As a whole, the commission seemed to agree with Finnegan, choosing to recommend denying two applications. In those cases, commissioners said they felt turning those properties into short term rentals would threaten the local housing stock. In both cases, the property owner did not reside on the property.
Many of the staff’s concerns stem from the fact that special use permits are attached to properties —not property owners— and exist in perpetuity with the property. If an applicant chooses to sell their property, the next owner would inherit any special use permit designations, including the short term rental status.
During the meeting, commission members and community members kicked around several potential solutions—all of which had potential problems that staff pointed out. One homeowner even offered to include a clause in his application that would make the permit void if he sold the property. Another idea was to place a 10-year time limit on the permits. But because special use permits are essentially zoning changes, they are not legally subject to expiration dates.

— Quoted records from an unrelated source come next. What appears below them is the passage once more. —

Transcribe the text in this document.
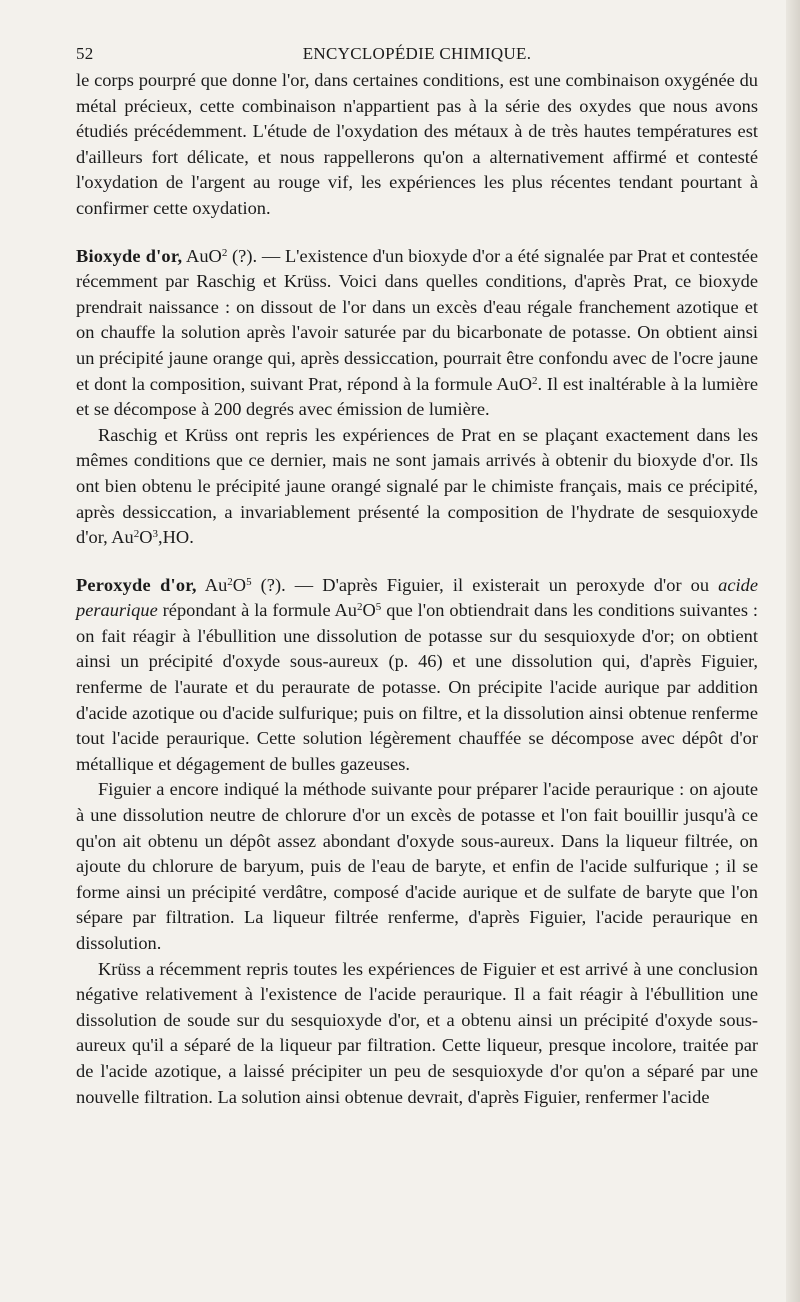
52	ENCYCLOPÉDIE CHIMIQUE.

le corps pourpré que donne l'or, dans certaines conditions, est une combinaison oxygénée du métal précieux, cette combinaison n'appartient pas à la série des oxydes que nous avons étudiés précédemment. L'étude de l'oxydation des métaux à de très hautes températures est d'ailleurs fort délicate, et nous rappellerons qu'on a alternativement affirmé et contesté l'oxydation de l'argent au rouge vif, les expériences les plus récentes tendant pourtant à confirmer cette oxydation.

Bioxyde d'or, AuO$^2$ (?). — L'existence d'un bioxyde d'or a été signalée par Prat et contestée récemment par Raschig et Krüss. Voici dans quelles conditions, d'après Prat, ce bioxyde prendrait naissance : on dissout de l'or dans un excès d'eau régale franchement azotique et on chauffe la solution après l'avoir saturée par du bicarbonate de potasse. On obtient ainsi un précipité jaune orange qui, après dessiccation, pourrait être confondu avec de l'ocre jaune et dont la composition, suivant Prat, répond à la formule AuO$^2$. Il est inaltérable à la lumière et se décompose à 200 degrés avec émission de lumière.

Raschig et Krüss ont repris les expériences de Prat en se plaçant exactement dans les mêmes conditions que ce dernier, mais ne sont jamais arrivés à obtenir du bioxyde d'or. Ils ont bien obtenu le précipité jaune orangé signalé par le chimiste français, mais ce précipité, après dessiccation, a invariablement présenté la composition de l'hydrate de sesquioxyde d'or, $Au^2O^3,HO$.

Peroxyde d'or, $Au^2O^5$ (?). — D'après Figuier, il existerait un peroxyde d'or ou acide peraurique répondant à la formule $Au^2O^5$ que l'on obtiendrait dans les conditions suivantes : on fait réagir à l'ébullition une dissolution de potasse sur du sesquioxyde d'or; on obtient ainsi un précipité d'oxyde sous-aureux (p. 46) et une dissolution qui, d'après Figuier, renferme de l'aurate et du peraurate de potasse. On précipite l'acide aurique par addition d'acide azotique ou d'acide sulfurique; puis on filtre, et la dissolution ainsi obtenue renferme tout l'acide peraurique. Cette solution légèrement chauffée se décompose avec dépôt d'or métallique et dégagement de bulles gazeuses.

Figuier a encore indiqué la méthode suivante pour préparer l'acide peraurique : on ajoute à une dissolution neutre de chlorure d'or un excès de potasse et l'on fait bouillir jusqu'à ce qu'on ait obtenu un dépôt assez abondant d'oxyde sous-aureux. Dans la liqueur filtrée, on ajoute du chlorure de baryum, puis de l'eau de baryte, et enfin de l'acide sulfurique ; il se forme ainsi un précipité verdâtre, composé d'acide aurique et de sulfate de baryte que l'on sépare par filtration. La liqueur filtrée renferme, d'après Figuier, l'acide peraurique en dissolution.

Krüss a récemment repris toutes les expériences de Figuier et est arrivé à une conclusion négative relativement à l'existence de l'acide peraurique. Il a fait réagir à l'ébullition une dissolution de soude sur du sesquioxyde d'or, et a obtenu ainsi un précipité d'oxyde sous-aureux qu'il a séparé de la liqueur par filtration. Cette liqueur, presque incolore, traitée par de l'acide azotique, a laissé précipiter un peu de sesquioxyde d'or qu'on a séparé par une nouvelle filtration. La solution ainsi obtenue devrait, d'après Figuier, renfermer l'acide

The implications for this loom large beyond minor neighborhood disputes, and include the potential for speculation by developers. As Finnegan said during the June 11 meeting, the financial incentive for short-term rentals is much higher than for long-term rentals, so the market will naturally lean that direction.
Whitten told The Citizen she also fears the effects if too many short term rental applications are approved.
“I am about protecting neighborhoods and have great concern about opening our doors to a revenue stream for homeowners that could stress neighborhoods,” she said. “The neighbors being impacted need to be vigilant and their concerns need to be a priority to the Planning Commission and the City Council.”
In several situations, planning commission members pointed out that one of the conditions attached to each short-term rental application is an option to further review and possibly revoke the permit. This condition is a last resort to help protect neighbors and is invoked if the short-term rental in question would “become a nuisance,” as the language in the permit puts it. But the condition is uncharted territory for the city.
According to Adam Fletcher, director of planning and community development, revoking a special use permit is a process that “has never been tried before.”
‘Domino effect’ on the market?
Another concern is the “domino effect,” the idea that allowing something once could lead to future uncontrollable instances. For instance, if city council approves one short-term rental in a neighborhood, what precedent does that create to approve a second, or third and at what point is it too much? Planning commission members are struggling with where to draw the line — and how to do it.
Nowhere is this more evident than the Park View neighborhood south of Eastern Mennonite University, where four residents have already begun the application process. Two of these residents live on the same street – Summit Avenue – and city staff says another Summit Avenue application is on the docket for July. The Summit Avenue residents who have applied have cited the view from their properties as a draw for potential visitors.
“I do have concern for any neighborhood with a disproportionate number of STRs. I especially have concerns when fellow commissioners are willing to forego the requirement for a homeowner or their agent to be present while the rental is happening,” said Whitten, referring to an amendment the commission made to several applications. “I feel this removes the sense of responsibility that is needed.”
The debate will continue next at the July 9 city council meeting when the 10 short-term rental applications the planning commission took up last week will go before the council.
— Ryan Alessi contributed to this report with quotes from the June 11 city council meeting.